Tiba-tiba seekor Katak menghampirinya dan bertanya "Pak Angsa, mengapa


engkau kelihatan sedih sekali? Mengapa engkau tidak mencoba menangkapku?" "tidak",
kata Angsa dengan sedih. "Aku sudah tua, aku sudah cukup puas karena sudah banyak
sekali Ikan, Katak dan Kepiting yang ku makan dari Telaga ini." "Lho? Terus kenapa
kelihatannya engkau bersedih seperti itu?" sahut si Katak "Semuanya akan berakhir..."
kata Angsa tua. "Ada apa kiranya Angsa?" si Katak penasaran.

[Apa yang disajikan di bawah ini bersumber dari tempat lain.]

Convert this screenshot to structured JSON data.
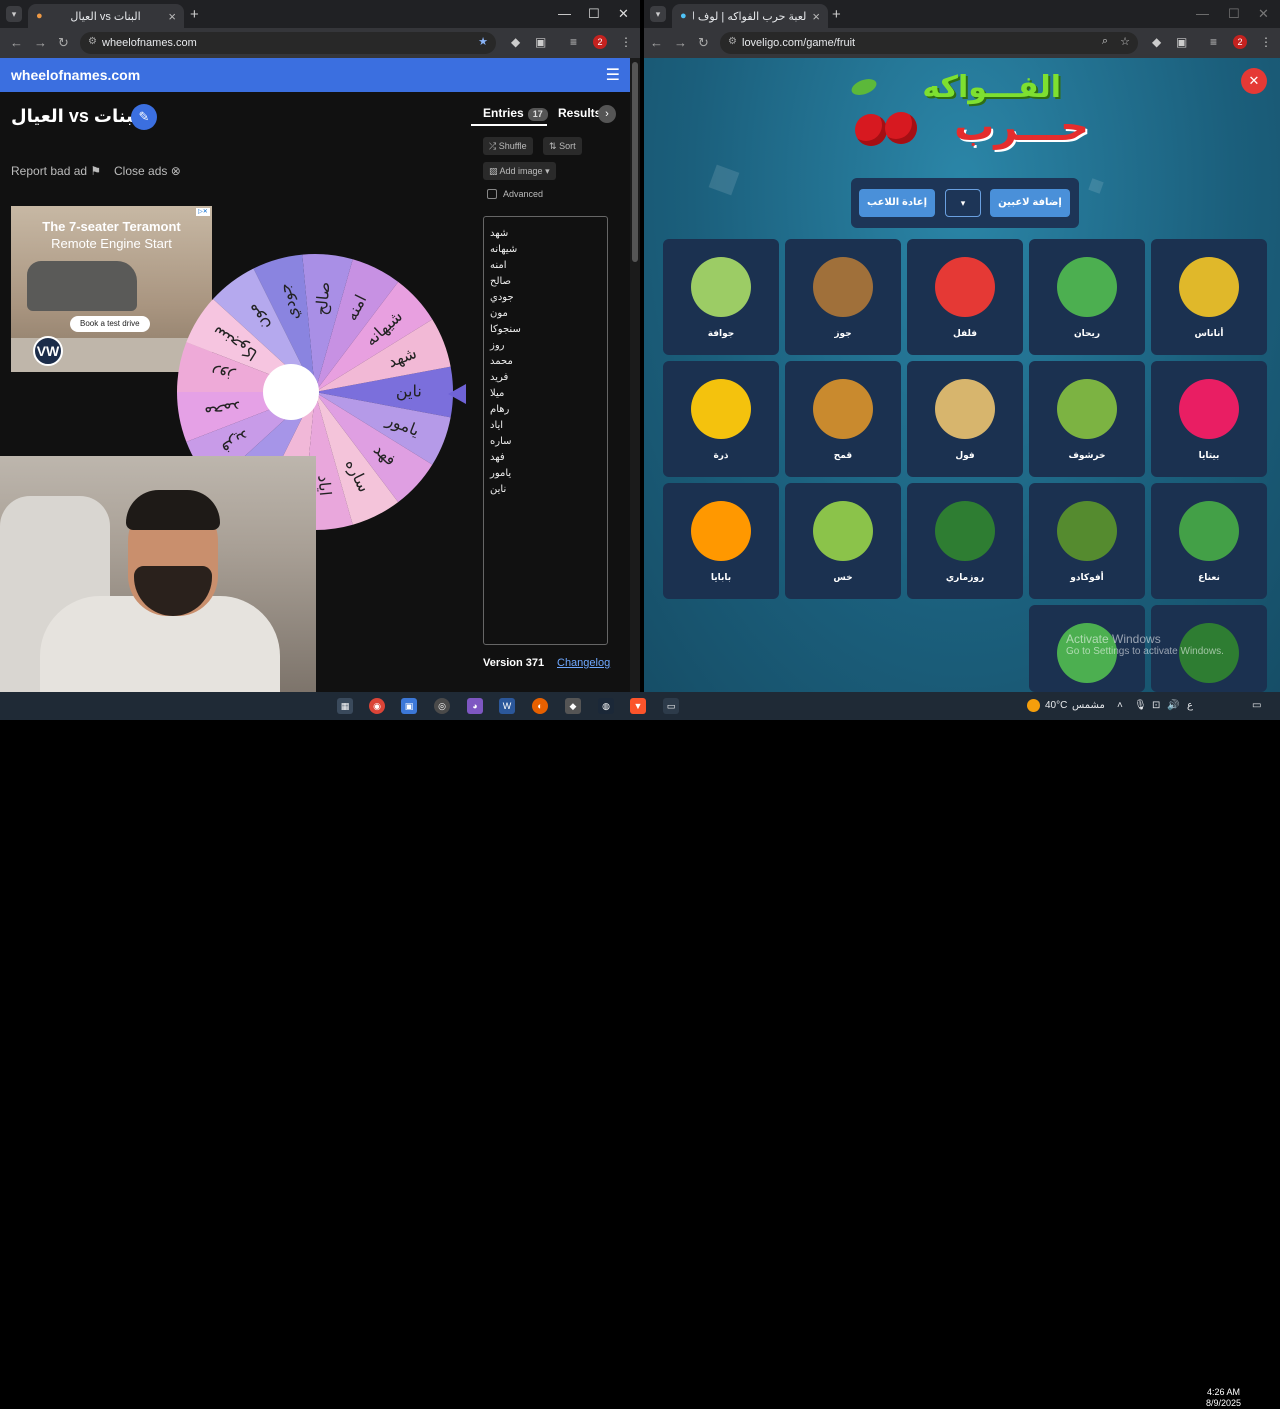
{
  "left_browser": {
    "tab_title": "العيال vs البنات",
    "url": "wheelofnames.com",
    "profile_badge": "2"
  },
  "right_browser": {
    "tab_title": "لعبة حرب الفواكه | لوف ليجو يوم…",
    "url": "loveligo.com/game/fruit",
    "profile_badge": "2"
  },
  "wheelofnames": {
    "brand": "wheelofnames.com",
    "wheel_title": "البنات vs العيال",
    "report_ad": "Report bad ad",
    "close_ads": "Close ads",
    "ad": {
      "headline": "The 7-seater Teramont",
      "subline": "Remote Engine Start",
      "cta": "Book a test drive",
      "logo": "VW"
    },
    "panel": {
      "entries_tab": "Entries",
      "entries_count": "17",
      "results_tab": "Results",
      "shuffle": "Shuffle",
      "sort": "Sort",
      "add_image": "Add image",
      "advanced": "Advanced",
      "version": "Version 371",
      "changelog": "Changelog"
    },
    "entries": [
      "شهد",
      "شيهانه",
      "امنه",
      "صالح",
      "جودي",
      "مون",
      "سنجوكا",
      "روز",
      "محمد",
      "فريد",
      "ميلا",
      "رهام",
      "اياد",
      "ساره",
      "فهد",
      "يامور",
      "ناين"
    ],
    "wheel_segments": [
      {
        "label": "ناين",
        "color": "#7b6fdc"
      },
      {
        "label": "شهد",
        "color": "#f2b9d6"
      },
      {
        "label": "شيهانه",
        "color": "#e8a0e0"
      },
      {
        "label": "امنه",
        "color": "#c791e3"
      },
      {
        "label": "صالح",
        "color": "#a98fe6"
      },
      {
        "label": "جودي",
        "color": "#8a84e0"
      },
      {
        "label": "مون",
        "color": "#b5a9ee"
      },
      {
        "label": "سنجوكا",
        "color": "#f6c5e0"
      },
      {
        "label": "روز",
        "color": "#eeaad8"
      },
      {
        "label": "محمد",
        "color": "#e5a1e6"
      },
      {
        "label": "فريد",
        "color": "#c89be8"
      },
      {
        "label": "ميلا",
        "color": "#a695e8"
      },
      {
        "label": "رهام",
        "color": "#f1b8d8"
      },
      {
        "label": "اياد",
        "color": "#e9a7dc"
      },
      {
        "label": "ساره",
        "color": "#f4c4da"
      },
      {
        "label": "فهد",
        "color": "#df9fe2"
      },
      {
        "label": "يامور",
        "color": "#b59ae8"
      }
    ]
  },
  "fruit_game": {
    "logo_top": "الفـــواكه",
    "logo_bottom": "حـــرب",
    "reset_players": "إعادة اللاعب",
    "add_players": "إضافة لاعبين",
    "player_select": "▾",
    "cards": [
      {
        "name": "أناناس",
        "icon": "pineapple-icon",
        "color": "#e0b82a"
      },
      {
        "name": "ريحان",
        "icon": "basil-icon",
        "color": "#4caf50"
      },
      {
        "name": "فلفل",
        "icon": "pepper-icon",
        "color": "#e53935"
      },
      {
        "name": "جوز",
        "icon": "walnut-icon",
        "color": "#a0703a"
      },
      {
        "name": "جوافة",
        "icon": "guava-icon",
        "color": "#9ccc65"
      },
      {
        "name": "بيتايا",
        "icon": "pitaya-icon",
        "color": "#e91e63"
      },
      {
        "name": "خرشوف",
        "icon": "artichoke-icon",
        "color": "#7cb342"
      },
      {
        "name": "فول",
        "icon": "beans-icon",
        "color": "#d7b56d"
      },
      {
        "name": "قمح",
        "icon": "wheat-icon",
        "color": "#c98a2e"
      },
      {
        "name": "ذرة",
        "icon": "corn-icon",
        "color": "#f4c20d"
      },
      {
        "name": "نعناع",
        "icon": "mint-icon",
        "color": "#43a047"
      },
      {
        "name": "أفوكادو",
        "icon": "avocado-icon",
        "color": "#558b2f"
      },
      {
        "name": "روزماري",
        "icon": "rosemary-icon",
        "color": "#2e7d32"
      },
      {
        "name": "خس",
        "icon": "lettuce-icon",
        "color": "#8bc34a"
      },
      {
        "name": "بابايا",
        "icon": "papaya-icon",
        "color": "#ff9800"
      },
      {
        "name": "",
        "icon": "rosemary-icon",
        "color": "#2e7d32"
      },
      {
        "name": "",
        "icon": "arugula-icon",
        "color": "#4caf50"
      }
    ],
    "watermark_title": "Activate Windows",
    "watermark_sub": "Go to Settings to activate Windows."
  },
  "taskbar": {
    "temperature": "40°C",
    "weather": "مشمس",
    "lang": "ع",
    "time": "4:26 AM",
    "date": "8/9/2025"
  }
}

Kembali si Angsa berkata dengan sedih, "kemarin aku telah mendengar rencana
penduduk setempat, rupanya mereka akan mengosongkan Telaga ini dan akan menimbun
dengan tanah untuk menanam buah dan sayuran". "Wah, itu gawat sekali..!" sahut si
Katak "Iya, semua Ikan-Ikan, Katak, Kepiting dan hewan lainnya akan mati tertimbun
oleh tanah, lalu aku juga mungkin akan mati karena tidak dapat mencari makan lagi". ujar
si Angsa sedih dengan diiringi tetes air mata.
Si Katak yang lincah berenang itu segera memberitahukan hal itu kepada penghuni
Telaga lainnya. Semua Ikan, Katak, Kepiting dan hewan kecil lainnya ketakutan
mendengar berita buruk itu. "Apa yang harus kita lakukan?" tanya mereka kepada
sesamanya "mari kita menemui pak Angsa, ia lebih tua dan berpengalaman. Mungkin ia
bisa membantu untuk menyelamatkan kita".

Sambil menangis tersedu-sedu semua penghuni Telaga menghadap Angsa tua,


mereka memohon, "selamatkanlah kami, kami tidak mau mati. Hanya engkau Angsa tua
yang dapat memikirkan rencana untuk menyelamatkan kami". Si burung Angsa tua
berpura-pura berfikir dengan keras dan berkata “aku akan mencoba kemampuan terbaik
untuk menyelamatkan nyawa kalian semua, aku tahu Telaga lain cuma agak sedikit jauh
dari sini. Bila kalian percaya kepadaku, aku akan membawamu dan semuanya ke sana".
begitu ucap Angsa tua kepada para penghuni danau.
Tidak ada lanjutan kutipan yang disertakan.